Pandas is a very popular Python library. To use it, we need to do import first.

In [0]:
import pandas as pd

# Loading the Data

Pandas supports handling datasets in different file formats. The most common format is CSV (comma-separated value) file.

This tutorial will use a sports dataset that contains the results of NCAA basketball games from 1985 to 2016. We are going to use **pd.read_csv()** to read the data. And the function will returns a **dataframe** variable.

In [0]:
df = pd.read_csv('https://github.com/jsphchan/FundAI/blob/master/Lab3/RegularSeasonCompactResults.csv?raw=true')

# Understanding the Data

If this is the first time we come across the dataset, it is important for us to take a look and see what is inside.
To start with, let's use the **shape** attribute to find out the dimensions of the dataframe.

In [0]:
df.shape

Let's use **head()** to see the first few rows of the dataframe (or **tail()** to see the last few rows).

In [0]:
df.head()

In [0]:
df.tail()

The **describe()** function is a convenient tool that can help us obtain statistics like mean, standard deviation, percentile abot each column of the dataframe.

In [0]:
df.describe()

If we want to find out the maximum value of a particular column (for example, the Wscore), we can select the column using bracket operator, and then use **max()** function.

In [0]:
df['Wscore'].max()

Similarly, we can find out the average value of a column using **mean()** function.

In [0]:
df['Lscore'].mean()

It is also possible for us to find out the row number where the maximum score is located. We can call the **idxmax()** function to get the row index.

In [0]:
df['Wscore'].idxmax()

Another useful function is **value_counts()** which shows how many times each value appears in the column.

In [0]:
df['Season'].value_counts()

#Row and Column Filtering

Because the dataset contains a lot of information, quite often we need to select only those columns that are relevant to the tasks at hand. We can pick out the useful information by columns.

In [0]:
df[['Wteam', 'Wscore']]

Also we can do conditional row filtering. Take note that we can put multiple conditions in a single row filtering statement.

In [0]:
df[(df['Wscore'] > 150) & (df['Lscore'] < 100)]

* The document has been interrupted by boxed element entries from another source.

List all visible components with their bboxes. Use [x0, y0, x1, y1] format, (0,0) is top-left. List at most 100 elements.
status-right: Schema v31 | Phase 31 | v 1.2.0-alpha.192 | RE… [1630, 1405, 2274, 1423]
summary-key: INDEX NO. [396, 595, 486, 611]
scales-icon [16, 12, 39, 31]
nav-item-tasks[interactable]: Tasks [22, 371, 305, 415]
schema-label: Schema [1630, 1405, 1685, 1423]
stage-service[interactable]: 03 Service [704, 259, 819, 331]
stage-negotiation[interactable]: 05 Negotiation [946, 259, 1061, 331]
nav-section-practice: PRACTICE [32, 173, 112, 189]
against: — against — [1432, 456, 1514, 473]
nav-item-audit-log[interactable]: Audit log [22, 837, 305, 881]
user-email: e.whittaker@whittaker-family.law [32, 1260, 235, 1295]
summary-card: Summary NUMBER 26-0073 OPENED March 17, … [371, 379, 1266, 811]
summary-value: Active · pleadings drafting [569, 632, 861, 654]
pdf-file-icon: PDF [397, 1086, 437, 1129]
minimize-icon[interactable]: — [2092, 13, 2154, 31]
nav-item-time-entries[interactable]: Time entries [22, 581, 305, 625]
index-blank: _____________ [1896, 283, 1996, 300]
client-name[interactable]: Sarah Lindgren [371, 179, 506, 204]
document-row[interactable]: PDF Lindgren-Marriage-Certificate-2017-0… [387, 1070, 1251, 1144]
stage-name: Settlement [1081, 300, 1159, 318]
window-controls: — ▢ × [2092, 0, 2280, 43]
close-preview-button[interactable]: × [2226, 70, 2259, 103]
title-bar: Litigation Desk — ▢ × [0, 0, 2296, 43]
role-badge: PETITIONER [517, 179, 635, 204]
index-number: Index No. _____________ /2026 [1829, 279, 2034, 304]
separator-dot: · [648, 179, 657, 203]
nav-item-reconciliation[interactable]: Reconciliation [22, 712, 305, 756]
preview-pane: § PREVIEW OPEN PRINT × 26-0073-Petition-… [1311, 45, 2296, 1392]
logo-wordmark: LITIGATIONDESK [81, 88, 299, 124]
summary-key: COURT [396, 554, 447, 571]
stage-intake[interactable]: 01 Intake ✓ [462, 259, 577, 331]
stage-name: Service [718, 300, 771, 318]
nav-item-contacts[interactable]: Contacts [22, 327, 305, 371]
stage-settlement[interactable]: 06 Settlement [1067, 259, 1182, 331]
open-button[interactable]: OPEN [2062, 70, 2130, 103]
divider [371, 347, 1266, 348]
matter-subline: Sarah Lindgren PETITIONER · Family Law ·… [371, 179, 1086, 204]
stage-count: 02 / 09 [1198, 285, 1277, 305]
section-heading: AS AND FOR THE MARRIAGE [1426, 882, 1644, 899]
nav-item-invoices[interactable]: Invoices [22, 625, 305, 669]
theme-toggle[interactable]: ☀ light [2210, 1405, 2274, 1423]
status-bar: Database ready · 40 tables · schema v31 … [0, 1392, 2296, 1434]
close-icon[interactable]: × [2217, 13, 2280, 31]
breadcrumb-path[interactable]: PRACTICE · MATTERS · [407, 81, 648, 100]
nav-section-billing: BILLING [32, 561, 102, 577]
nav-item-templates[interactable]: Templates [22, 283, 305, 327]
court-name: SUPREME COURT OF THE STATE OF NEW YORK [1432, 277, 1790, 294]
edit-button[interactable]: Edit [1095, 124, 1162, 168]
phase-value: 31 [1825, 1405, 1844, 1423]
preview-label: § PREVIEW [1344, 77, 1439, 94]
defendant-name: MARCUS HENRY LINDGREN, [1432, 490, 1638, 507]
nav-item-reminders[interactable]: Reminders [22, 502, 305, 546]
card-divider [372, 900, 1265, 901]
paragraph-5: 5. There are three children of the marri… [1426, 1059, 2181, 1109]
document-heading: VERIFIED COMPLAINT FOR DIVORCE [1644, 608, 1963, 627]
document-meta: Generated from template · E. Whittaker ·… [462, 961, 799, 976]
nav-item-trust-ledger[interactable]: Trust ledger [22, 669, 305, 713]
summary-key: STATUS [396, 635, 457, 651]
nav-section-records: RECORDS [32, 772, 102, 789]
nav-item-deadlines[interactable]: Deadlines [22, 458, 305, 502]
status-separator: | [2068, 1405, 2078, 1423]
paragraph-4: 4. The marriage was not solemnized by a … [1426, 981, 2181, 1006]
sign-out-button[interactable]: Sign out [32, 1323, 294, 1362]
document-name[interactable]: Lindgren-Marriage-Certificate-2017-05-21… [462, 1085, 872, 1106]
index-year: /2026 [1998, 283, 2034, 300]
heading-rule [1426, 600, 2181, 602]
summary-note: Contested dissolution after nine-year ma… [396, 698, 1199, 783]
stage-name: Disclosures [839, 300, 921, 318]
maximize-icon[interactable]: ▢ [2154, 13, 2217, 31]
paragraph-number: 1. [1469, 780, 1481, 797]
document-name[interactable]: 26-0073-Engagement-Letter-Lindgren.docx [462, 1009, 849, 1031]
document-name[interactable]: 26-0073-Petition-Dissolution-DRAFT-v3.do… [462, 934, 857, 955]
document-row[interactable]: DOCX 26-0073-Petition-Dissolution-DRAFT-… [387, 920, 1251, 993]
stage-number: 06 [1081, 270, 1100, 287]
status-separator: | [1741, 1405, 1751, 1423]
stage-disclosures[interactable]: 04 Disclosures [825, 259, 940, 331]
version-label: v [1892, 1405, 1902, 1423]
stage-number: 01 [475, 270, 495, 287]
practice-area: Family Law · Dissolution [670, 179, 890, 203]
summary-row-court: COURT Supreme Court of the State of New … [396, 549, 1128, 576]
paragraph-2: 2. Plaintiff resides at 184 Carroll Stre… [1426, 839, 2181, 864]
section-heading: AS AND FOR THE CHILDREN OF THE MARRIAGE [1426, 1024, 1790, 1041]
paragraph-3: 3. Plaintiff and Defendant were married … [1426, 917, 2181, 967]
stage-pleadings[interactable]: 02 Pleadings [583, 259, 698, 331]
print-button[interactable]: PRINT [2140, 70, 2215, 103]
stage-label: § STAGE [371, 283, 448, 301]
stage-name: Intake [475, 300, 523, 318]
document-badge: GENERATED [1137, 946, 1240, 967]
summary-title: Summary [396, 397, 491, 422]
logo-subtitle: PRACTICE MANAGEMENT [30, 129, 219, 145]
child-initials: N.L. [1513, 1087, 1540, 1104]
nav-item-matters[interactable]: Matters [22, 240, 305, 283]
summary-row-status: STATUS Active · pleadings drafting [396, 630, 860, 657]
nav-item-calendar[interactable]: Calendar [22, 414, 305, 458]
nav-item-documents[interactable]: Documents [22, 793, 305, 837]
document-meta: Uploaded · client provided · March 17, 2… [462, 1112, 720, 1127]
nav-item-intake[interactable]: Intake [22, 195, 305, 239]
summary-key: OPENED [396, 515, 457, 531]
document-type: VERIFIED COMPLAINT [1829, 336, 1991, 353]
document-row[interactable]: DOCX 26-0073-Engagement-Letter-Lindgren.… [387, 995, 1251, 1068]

Note that, after we select a single column with single square bracket, the return object becomes a Pandas **Series** instead of dataframe. In Pandas, Series is 1-dimensional data structure where all data belong to the same type, while Dataframe is 2-dimensional data structure where different columns may belong to different data types.

In [0]:
print(type(df['Wscore']))

In [0]:
print(type(df[['Wscore']]))

# Visualizing Data

An interesting way of displaying Dataframes is through matplotlib. 

In [0]:
import matplotlib.pyplot as plt
%matplotlib inline
ax = df['Wscore'].plot.hist(bins=40)
ax.set_xlabel('Points for Winning Team')